Sin embargo, al darle la vuelta al palo de madera, encontró otra hilera de caracteres torcidos y añadidos apresuradamente, garabateados en la parte posterior:
—La luna eterna brilla sobre la noche primaveral.
Sin comprender su significado y sin que nadie pudiera descifrarlo, Luo Wei lo interpretó a su manera, aferrándose a él como una firme creencia. Incluso trajo este bastón de madera para la fortuna del templo Xiuqing al palacio, colocándolo frente a un jarrón de cristal transparente en su habitación interior como un sutil consuelo.
Criada bajo las enseñanzas confucianas, Luo Wei no creía en el budismo ni veneraba el taoísmo. Sin embargo, ahora su habitación interior estaba llena de retratos de diversos sabios.
Su esposo, el emperador, la había bromeado una vez diciendo que, desde la antigüedad, el confucianismo, el budismo y el taoísmo no podían coexistir armoniosamente. ¿Por qué la emperatriz no mostró ninguna vacilación, sin temor a que estas religiones inmortales se desaprobaran entre sí?
Luo Wei no le prestó atención, ofreciendo una leve sonrisa mientras pensaba fríamente para sí misma que si tan solo un inmortal manifestara su poder, el mundo mortal no habría caído en tal estado.
Dado que ni los dioses ni los budas podían proteger a la humanidad, seguramente no la culparían por su irreverencia.
“Su Majestad, Su Majestad ha llegado.”
Alguien levantó la cortina y entró en su pequeño y sagrado mundo, donde el humo del incienso se elevaba en espiral en el espacio confinado.

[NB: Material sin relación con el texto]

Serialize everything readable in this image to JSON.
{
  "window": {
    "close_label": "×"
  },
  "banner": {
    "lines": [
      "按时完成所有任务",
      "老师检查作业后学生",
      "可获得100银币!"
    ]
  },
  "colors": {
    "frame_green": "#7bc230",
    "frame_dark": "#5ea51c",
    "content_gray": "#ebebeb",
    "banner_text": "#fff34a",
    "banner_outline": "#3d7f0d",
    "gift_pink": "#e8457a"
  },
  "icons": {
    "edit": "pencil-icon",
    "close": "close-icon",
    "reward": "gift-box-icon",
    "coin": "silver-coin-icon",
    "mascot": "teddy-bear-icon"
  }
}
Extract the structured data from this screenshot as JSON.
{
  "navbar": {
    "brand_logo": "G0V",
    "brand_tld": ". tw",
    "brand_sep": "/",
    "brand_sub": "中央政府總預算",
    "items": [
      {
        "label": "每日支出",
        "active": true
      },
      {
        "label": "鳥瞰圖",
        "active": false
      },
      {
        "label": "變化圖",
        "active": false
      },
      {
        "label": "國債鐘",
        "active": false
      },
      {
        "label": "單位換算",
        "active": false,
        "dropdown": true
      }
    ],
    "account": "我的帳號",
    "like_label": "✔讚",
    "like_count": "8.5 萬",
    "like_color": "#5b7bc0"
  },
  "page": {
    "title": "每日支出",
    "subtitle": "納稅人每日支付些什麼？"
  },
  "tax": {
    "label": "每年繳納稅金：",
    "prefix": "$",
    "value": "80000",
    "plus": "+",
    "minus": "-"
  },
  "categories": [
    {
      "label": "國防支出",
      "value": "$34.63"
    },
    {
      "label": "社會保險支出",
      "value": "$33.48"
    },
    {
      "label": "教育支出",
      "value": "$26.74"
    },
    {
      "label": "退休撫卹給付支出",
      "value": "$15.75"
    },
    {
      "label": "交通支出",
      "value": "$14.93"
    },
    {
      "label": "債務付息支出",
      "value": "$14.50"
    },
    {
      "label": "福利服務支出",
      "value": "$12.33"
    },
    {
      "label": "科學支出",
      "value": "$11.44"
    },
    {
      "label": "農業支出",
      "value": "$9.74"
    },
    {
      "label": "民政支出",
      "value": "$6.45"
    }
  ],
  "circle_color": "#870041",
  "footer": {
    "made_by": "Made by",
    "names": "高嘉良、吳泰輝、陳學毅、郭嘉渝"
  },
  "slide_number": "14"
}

Luo Wei se giró lentamente.
En el instante en que vio con claridad el rostro del visitante, todas las ilusiones de su juventud se desvanecieron como burbujas de jabón en el vacío. Tras la bruma de incienso emergió un rostro joven que guardaba cierto parecido con el príncipe heredero de su sueño, pero que, sin embargo, era completamente diferente.

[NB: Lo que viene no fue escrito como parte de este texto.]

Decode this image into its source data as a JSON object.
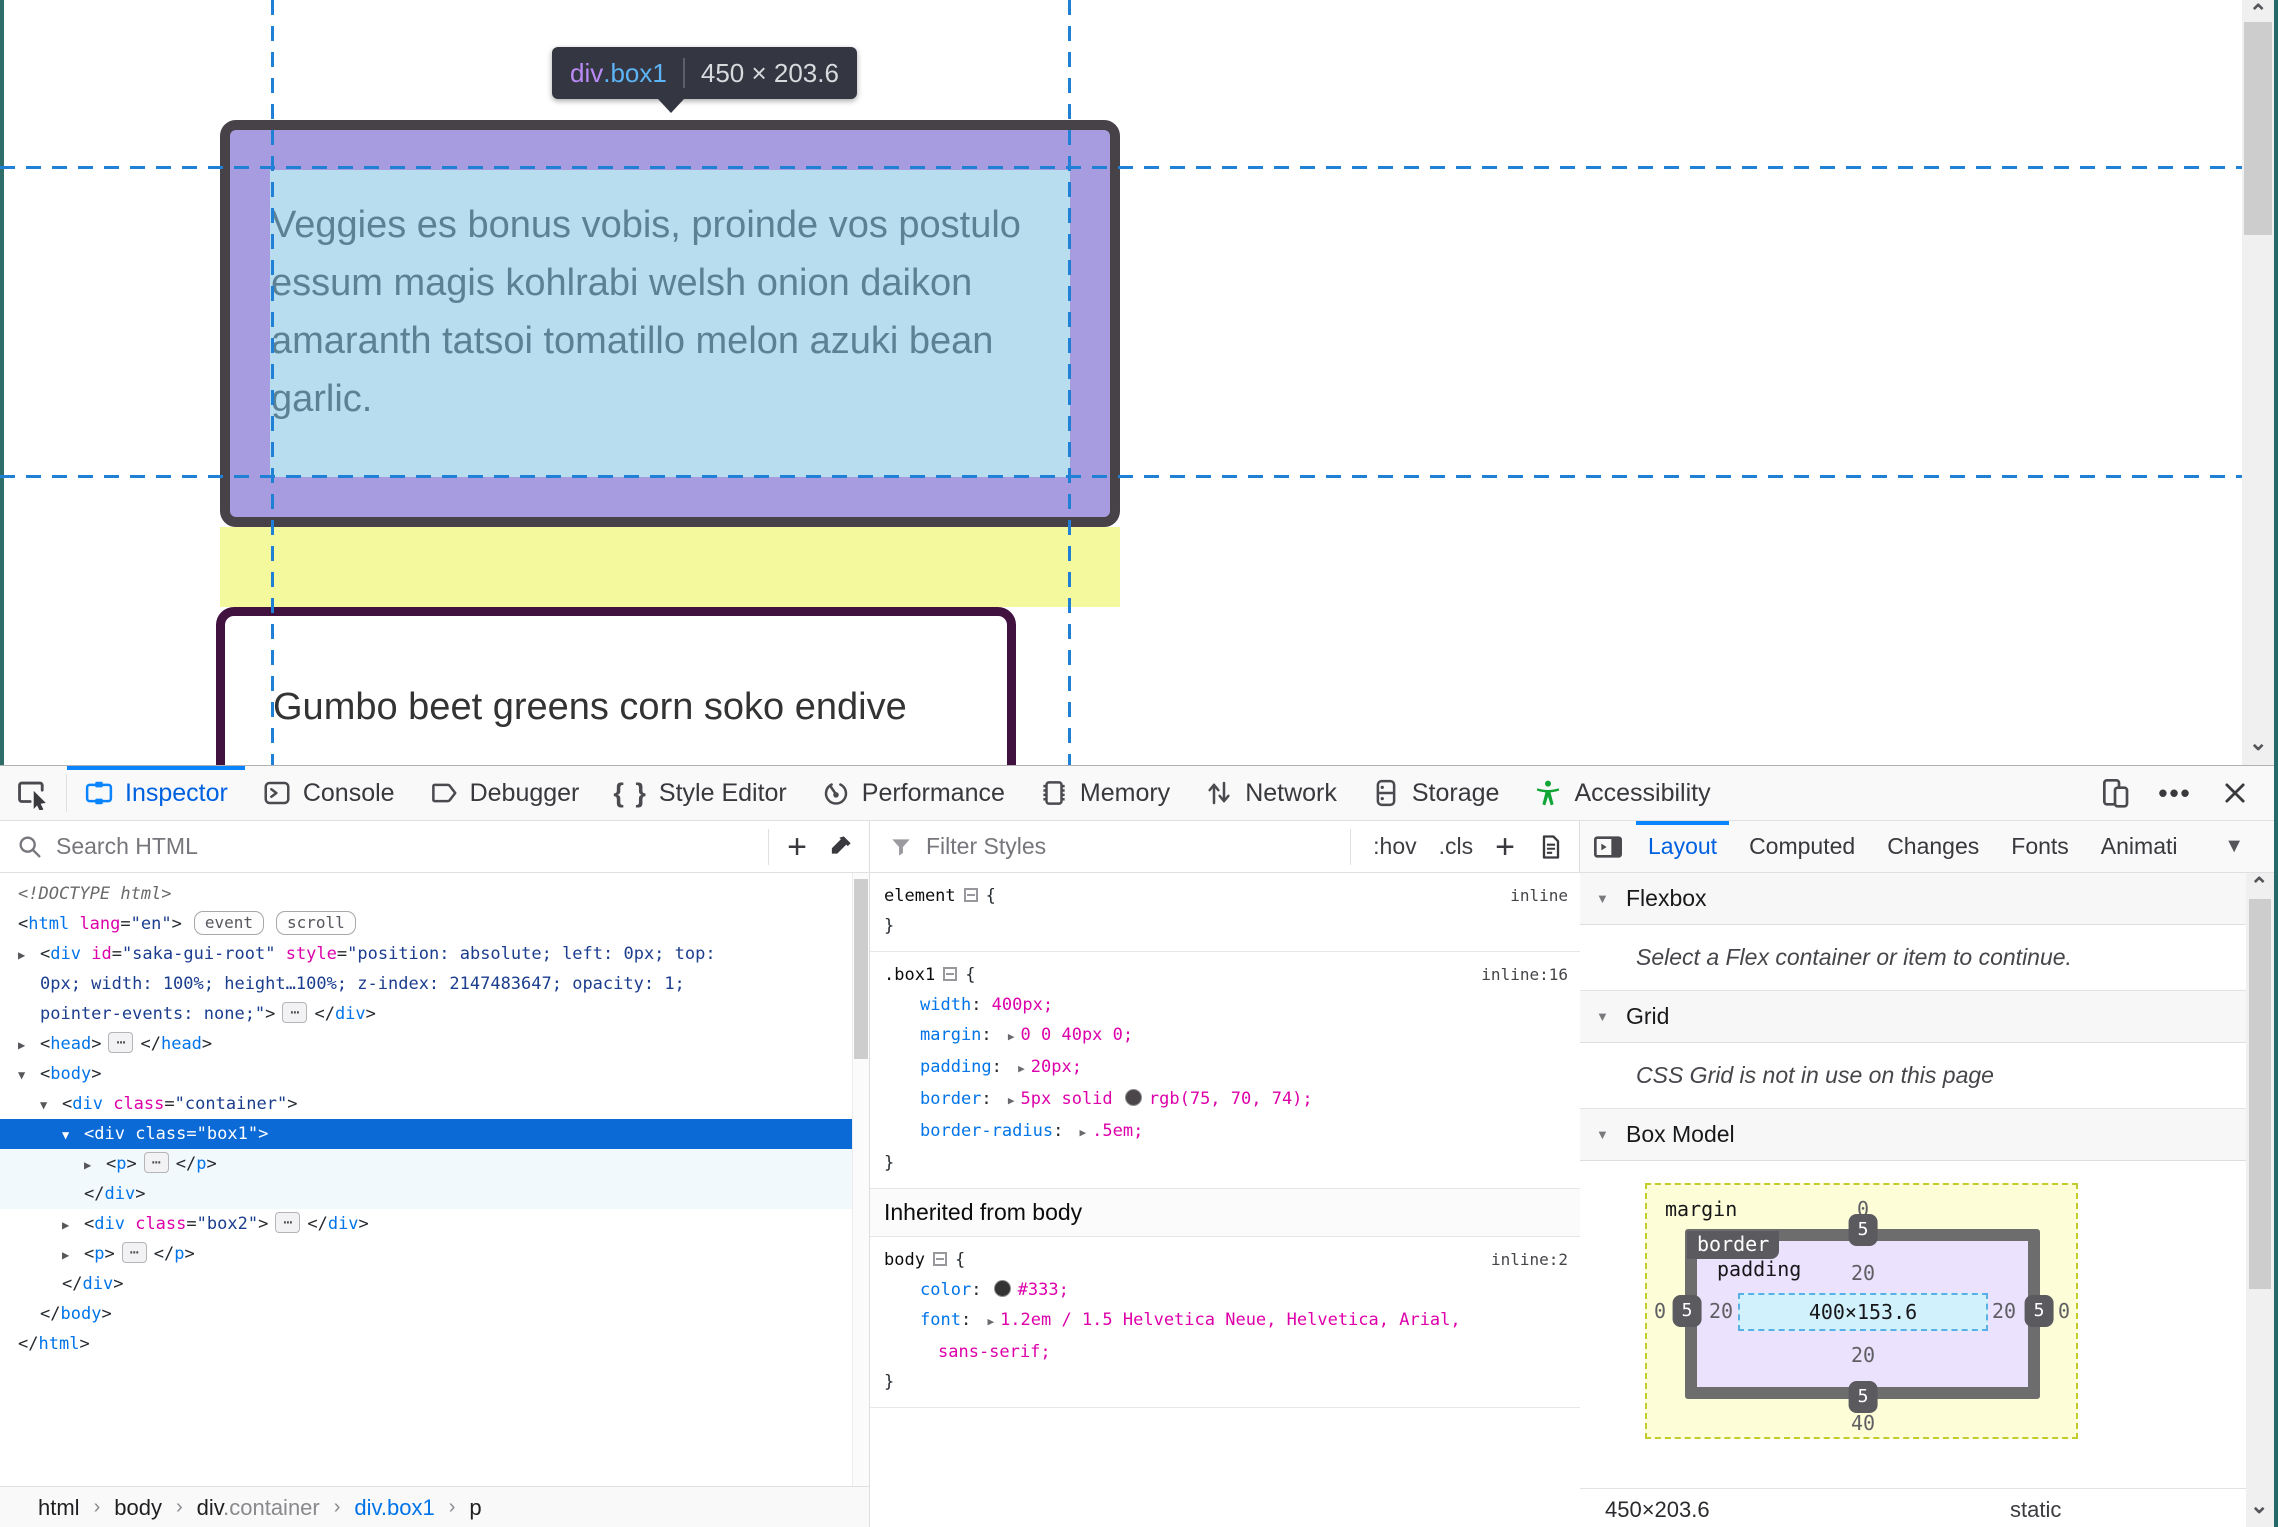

Sabía que aquello ya no era una ilusión, así que juntó las manos respetuosamente e hizo una profunda reverencia.
El otro extendió rápidamente la mano para sostenerle el antebrazo, indicándole que se levantara. Vestía una túnica azul oscuro con motivos oscuros que parecían de satén, y los puños dejaban ver una franja carmesí.
Ella lo miró.
Era el joven, apuesto y floreciente Hijo del Cielo.

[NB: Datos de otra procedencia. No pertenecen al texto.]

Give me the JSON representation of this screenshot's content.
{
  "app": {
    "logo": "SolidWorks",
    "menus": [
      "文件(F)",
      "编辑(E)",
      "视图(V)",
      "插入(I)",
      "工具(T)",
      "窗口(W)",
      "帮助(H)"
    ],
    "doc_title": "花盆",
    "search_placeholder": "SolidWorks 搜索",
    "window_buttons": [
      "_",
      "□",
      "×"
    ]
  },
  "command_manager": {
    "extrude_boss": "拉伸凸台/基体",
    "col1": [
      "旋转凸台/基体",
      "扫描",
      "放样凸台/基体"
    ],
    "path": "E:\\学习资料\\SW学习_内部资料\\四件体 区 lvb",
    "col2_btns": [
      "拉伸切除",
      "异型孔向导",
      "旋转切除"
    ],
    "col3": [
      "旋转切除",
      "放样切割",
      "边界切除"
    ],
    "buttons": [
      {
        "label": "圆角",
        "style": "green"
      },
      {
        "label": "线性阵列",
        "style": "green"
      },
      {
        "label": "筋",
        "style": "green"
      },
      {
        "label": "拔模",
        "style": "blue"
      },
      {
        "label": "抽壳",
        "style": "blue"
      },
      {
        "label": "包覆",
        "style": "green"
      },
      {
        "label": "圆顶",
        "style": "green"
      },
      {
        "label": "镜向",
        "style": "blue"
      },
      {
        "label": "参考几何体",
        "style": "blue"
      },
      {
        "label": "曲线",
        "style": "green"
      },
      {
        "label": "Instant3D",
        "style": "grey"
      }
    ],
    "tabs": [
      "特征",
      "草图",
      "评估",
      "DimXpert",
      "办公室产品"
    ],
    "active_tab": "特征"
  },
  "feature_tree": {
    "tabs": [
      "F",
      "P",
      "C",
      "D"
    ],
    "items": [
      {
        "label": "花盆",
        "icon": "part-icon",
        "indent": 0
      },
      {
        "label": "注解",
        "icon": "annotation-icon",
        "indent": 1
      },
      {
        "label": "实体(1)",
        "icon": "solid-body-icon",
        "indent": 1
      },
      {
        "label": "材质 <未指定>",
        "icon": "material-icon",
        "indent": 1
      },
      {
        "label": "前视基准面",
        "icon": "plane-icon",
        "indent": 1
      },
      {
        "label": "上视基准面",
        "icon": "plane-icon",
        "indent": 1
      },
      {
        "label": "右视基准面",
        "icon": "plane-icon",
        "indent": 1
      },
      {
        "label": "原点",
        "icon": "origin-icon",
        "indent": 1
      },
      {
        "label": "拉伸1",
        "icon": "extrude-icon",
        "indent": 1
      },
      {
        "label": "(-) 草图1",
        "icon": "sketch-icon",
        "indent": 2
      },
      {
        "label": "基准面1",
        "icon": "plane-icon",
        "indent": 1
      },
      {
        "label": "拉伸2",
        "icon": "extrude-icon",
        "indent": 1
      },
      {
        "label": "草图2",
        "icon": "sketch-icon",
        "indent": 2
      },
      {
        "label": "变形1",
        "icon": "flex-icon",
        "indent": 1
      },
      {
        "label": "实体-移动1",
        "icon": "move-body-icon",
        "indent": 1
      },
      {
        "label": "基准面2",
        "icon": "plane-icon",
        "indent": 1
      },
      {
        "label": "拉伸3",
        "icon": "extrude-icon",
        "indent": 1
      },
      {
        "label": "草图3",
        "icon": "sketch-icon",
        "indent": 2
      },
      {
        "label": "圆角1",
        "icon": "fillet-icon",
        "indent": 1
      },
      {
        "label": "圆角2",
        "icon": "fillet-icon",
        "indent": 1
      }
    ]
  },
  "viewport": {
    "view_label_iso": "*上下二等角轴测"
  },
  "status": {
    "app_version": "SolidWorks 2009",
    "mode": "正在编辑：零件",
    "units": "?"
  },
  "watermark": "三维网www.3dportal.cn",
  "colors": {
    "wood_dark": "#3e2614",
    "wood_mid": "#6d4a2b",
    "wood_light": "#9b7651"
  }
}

Sin embargo, aquel de sus sueños hacía tiempo que había caído en la oscuridad eterna, convirtiéndose en cenizas dispersas y extintas.
Qué absurdo era el mundo mortal.
Hermana mayor, te has recuperado recientemente de tu enfermedad. La inspección del norte es compleja y exigente; lo mejor sería que no nos acompañaras. Descansa bien y recupérate. A mi regreso, te espero para el banquete de primavera.
Luo Wei reprimió todas sus intensas emociones y solo respondió con suavidad: “Muy bien”.
Tras la partida del emperador, Luo Wei sacó su antigua cítara e interpretó una pieza titulada “El hijo del dios del río” ante los retratos de los sabios.
«¿De dónde habrán salido volando estas dos garzas blancas? Como si lo hubieran planeado, admiran la gracia. De repente, del río surge el sonido melancólico de una cítara, llena de amarga emoción: ¿para quién se toca?»
“Esperando a que termine la canción para buscar e indagar, pero la persona no se ve por ninguna parte, solo quedan los picos verdes.”
Mientras resonaban las cuerdas de la cítara, cerró los ojos, recordando en cambio aquella linterna giratoria caída.
Bajo el cielo azul, florecen pocas flores; cuando llega la primavera, abundan el viento y la lluvia.
¿Dónde se ha ido ese rostro tan querido?
Soplando sueños en montañas y ríos.
La superficie de la linterna estaba en blanco, la vela roja en su interior rota en varios pedazos. Sobre el lienzo de seda vacío, una flor florecía pétalo a pétalo: rosa y blanca, una flor de manzano silvestre.
Un sonido como de cubiertos rompiéndose, el choque de espadas, rompió la tranquilidad. Entonces la sangre comenzó a extenderse, empapando por completo la flor del manzano silvestre, sumergiéndola en una bruma carmesí, un charco de oscuridad, extinguido para siempre.